Preliminary exposure results from Alliance-supported child survival research studies in Ghana, Nigeria, and Nepal were unveiled at a special symposium held in Seattle at the annual meeting of the International Society for Environmental Epidemiology (ISEE), the premier technical conference for environmental health researchers. Results indicate substantial reductions in exposure associated with the adoption of cleaner cookstoves and fuels. Moreover, researchers reported high rates of study compliance, and solid evidence that study participants were actively using the intervention stoves. There were also discussions on the implication of these results for achieving the World Health Organizations (WHO) indoor air quality guidelines for household fuel combustion, with a special emphasis on estimating the impact of ‘stove stacking’, or continued use of traditional cookstoves, on the ability to meet air quality guidelines.
These study results will have far reaching implications for Alliance focus countries such as Ghana, Kenya, China, and India, where policy makers and health professionals are well-positioned to increase awareness of the links between household air pollution, fuel switching, and health. For example, given Ghana’s commitment to scaling adoption of clean cookstoves, and providing 50% of the population with access to clean fuels by 2020, the study will provide policy-relevant information for Ghana and the broader global public health community.
Respiratory risks from household air pollution in low and middle income countries. Lancet Respir Med. 2014 Sep 2. pii: S2213-2600(14)70168-7. doi: 10.1016/S2213-2600(14)70168-7.
Authors: Gordon SB, Bruce NG, et al.
A third of the world’s population uses solid fuel derived from plant material (biomass) or coal for cooking, heating, or lighting. These fuels are smoky, often used in an open fire or simple stove with incomplete combustion, and result in a large amount of household air pollution when smoke is poorly vented. Air pollution is the biggest environmental cause of death worldwide, with household air pollution accounting for about 3·5-4 million deaths every year. Women and children living in severe poverty have the greatest exposures to household air pollution.
In this Commission, we review evidence for the association between household air pollution and respiratory infections, respiratory tract cancers, and chronic lung diseases. Respiratory infections (comprising both upper and lower respiratory tract infections with viruses, bacteria, and mycobacteria) have all been associated with exposure to household air pollution.
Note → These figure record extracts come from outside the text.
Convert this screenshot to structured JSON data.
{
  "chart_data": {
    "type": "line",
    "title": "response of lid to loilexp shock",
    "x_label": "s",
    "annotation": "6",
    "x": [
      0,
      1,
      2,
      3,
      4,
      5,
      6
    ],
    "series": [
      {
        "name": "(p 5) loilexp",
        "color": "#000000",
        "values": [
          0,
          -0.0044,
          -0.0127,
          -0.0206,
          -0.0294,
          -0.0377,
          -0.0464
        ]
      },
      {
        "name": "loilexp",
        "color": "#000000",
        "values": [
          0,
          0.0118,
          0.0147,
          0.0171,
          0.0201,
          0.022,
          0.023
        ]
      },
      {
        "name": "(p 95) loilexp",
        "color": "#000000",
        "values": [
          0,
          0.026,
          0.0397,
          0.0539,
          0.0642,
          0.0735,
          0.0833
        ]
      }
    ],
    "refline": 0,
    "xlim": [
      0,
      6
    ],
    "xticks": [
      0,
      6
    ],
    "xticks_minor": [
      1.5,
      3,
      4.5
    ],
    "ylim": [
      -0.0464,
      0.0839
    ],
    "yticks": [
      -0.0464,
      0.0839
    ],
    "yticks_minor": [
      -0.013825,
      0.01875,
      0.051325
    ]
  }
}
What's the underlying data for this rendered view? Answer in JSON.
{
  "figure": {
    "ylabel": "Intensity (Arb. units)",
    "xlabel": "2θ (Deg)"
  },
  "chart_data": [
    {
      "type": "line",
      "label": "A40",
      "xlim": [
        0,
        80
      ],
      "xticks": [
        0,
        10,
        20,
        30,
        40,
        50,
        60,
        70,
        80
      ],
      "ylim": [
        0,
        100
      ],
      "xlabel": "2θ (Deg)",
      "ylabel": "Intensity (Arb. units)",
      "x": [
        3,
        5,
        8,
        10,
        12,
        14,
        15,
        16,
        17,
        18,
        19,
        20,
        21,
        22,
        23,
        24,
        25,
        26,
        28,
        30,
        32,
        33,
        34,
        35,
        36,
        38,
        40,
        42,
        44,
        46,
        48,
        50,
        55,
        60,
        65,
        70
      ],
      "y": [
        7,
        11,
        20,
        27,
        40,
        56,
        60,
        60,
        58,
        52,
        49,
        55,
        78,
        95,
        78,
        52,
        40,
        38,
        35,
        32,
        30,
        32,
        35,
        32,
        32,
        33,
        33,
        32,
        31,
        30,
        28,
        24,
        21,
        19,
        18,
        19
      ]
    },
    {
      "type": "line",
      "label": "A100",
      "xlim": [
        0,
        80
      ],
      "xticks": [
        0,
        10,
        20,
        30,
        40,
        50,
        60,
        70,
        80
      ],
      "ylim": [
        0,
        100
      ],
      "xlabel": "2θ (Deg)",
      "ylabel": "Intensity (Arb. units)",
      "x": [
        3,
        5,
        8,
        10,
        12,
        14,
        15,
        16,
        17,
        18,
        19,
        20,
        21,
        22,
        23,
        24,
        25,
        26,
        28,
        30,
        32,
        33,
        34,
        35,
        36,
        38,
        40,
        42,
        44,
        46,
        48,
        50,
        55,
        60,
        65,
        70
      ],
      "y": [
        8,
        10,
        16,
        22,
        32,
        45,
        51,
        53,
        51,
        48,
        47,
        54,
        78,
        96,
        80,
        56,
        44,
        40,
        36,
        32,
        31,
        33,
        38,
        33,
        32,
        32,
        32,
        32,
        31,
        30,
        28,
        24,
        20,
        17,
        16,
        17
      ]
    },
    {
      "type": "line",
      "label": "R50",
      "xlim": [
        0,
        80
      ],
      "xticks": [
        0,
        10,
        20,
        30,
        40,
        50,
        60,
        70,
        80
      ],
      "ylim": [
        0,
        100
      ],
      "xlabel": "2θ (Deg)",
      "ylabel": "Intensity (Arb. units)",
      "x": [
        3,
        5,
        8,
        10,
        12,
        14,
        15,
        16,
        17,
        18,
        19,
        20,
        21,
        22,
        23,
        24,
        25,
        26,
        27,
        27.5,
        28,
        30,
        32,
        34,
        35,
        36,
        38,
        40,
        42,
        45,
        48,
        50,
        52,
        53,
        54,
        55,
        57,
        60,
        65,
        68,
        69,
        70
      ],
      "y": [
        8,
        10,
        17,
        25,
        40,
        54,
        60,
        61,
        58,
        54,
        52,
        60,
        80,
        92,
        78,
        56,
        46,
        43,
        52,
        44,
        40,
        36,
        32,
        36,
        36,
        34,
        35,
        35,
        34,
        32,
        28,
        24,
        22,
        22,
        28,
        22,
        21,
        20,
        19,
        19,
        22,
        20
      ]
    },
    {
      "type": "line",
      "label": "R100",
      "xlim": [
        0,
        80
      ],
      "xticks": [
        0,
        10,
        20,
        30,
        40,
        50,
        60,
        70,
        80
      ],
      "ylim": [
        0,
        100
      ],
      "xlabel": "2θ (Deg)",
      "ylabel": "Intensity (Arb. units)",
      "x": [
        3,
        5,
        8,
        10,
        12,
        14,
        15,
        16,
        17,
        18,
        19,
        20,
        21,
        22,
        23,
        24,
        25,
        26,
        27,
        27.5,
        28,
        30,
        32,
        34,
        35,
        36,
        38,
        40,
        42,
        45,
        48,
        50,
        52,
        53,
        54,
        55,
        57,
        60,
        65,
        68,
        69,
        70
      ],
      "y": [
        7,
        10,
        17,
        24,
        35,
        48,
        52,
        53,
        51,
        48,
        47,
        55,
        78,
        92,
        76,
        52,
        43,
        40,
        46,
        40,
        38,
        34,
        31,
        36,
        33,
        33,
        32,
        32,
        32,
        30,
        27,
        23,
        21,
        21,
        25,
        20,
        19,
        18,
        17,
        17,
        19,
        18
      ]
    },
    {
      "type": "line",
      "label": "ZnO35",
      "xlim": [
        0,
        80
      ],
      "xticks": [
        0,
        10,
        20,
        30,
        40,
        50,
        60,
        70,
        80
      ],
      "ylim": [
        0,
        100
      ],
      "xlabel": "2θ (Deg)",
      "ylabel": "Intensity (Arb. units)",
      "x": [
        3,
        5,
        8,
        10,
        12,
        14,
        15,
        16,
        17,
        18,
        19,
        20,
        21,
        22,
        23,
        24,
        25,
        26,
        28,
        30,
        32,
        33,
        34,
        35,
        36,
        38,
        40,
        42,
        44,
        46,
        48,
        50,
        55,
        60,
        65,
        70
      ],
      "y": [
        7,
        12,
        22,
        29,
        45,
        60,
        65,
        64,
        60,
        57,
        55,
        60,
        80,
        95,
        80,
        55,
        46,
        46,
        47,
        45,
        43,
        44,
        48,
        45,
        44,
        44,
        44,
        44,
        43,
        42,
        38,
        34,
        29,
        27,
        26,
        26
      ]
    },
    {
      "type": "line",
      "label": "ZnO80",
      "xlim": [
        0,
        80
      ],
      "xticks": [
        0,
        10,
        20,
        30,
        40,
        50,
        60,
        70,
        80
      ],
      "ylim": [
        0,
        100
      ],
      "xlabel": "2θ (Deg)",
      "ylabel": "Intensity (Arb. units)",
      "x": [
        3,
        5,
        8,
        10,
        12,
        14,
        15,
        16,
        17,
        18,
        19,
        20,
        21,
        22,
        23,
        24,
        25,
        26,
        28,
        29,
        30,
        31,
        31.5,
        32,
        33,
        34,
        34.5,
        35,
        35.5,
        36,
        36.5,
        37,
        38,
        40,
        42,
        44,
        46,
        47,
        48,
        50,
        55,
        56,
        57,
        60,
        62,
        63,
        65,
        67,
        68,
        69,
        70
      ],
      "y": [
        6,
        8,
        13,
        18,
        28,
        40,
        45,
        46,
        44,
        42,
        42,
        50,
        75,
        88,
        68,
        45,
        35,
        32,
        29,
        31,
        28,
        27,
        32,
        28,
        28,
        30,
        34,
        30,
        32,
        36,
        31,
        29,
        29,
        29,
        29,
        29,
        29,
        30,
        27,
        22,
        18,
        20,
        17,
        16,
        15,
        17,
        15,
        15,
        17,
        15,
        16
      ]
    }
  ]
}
Respiratory tract cancers, including both nasopharyngeal cancer and lung cancer, are strongly associated with pollution from coal burning and further data are needed about other solid fuels. Chronic lung diseases, including chronic obstructive pulmonary disease and bronchiectasis in women, are associated with solid fuel use for cooking, and the damaging effects of exposure to household air pollution in early life on lung development are yet to be fully described.
We also review appropriate ways to measure exposure to household air pollution, as well as study design issues and potential effective interventions to prevent these disease burdens. Measurement of household air pollution needs individual, rather than fixed in place, monitoring because exposure varies by age, gender, location, and household role. Women and children are particularly susceptible to the toxic effects of pollution and are exposed to the highest concentrations. Interventions should target these high-risk groups and be of sufficient quality to make the air clean. To make clean energy available to all people is the long-term goal, with an intermediate solution being to make available energy that is clean enough to have a health impact.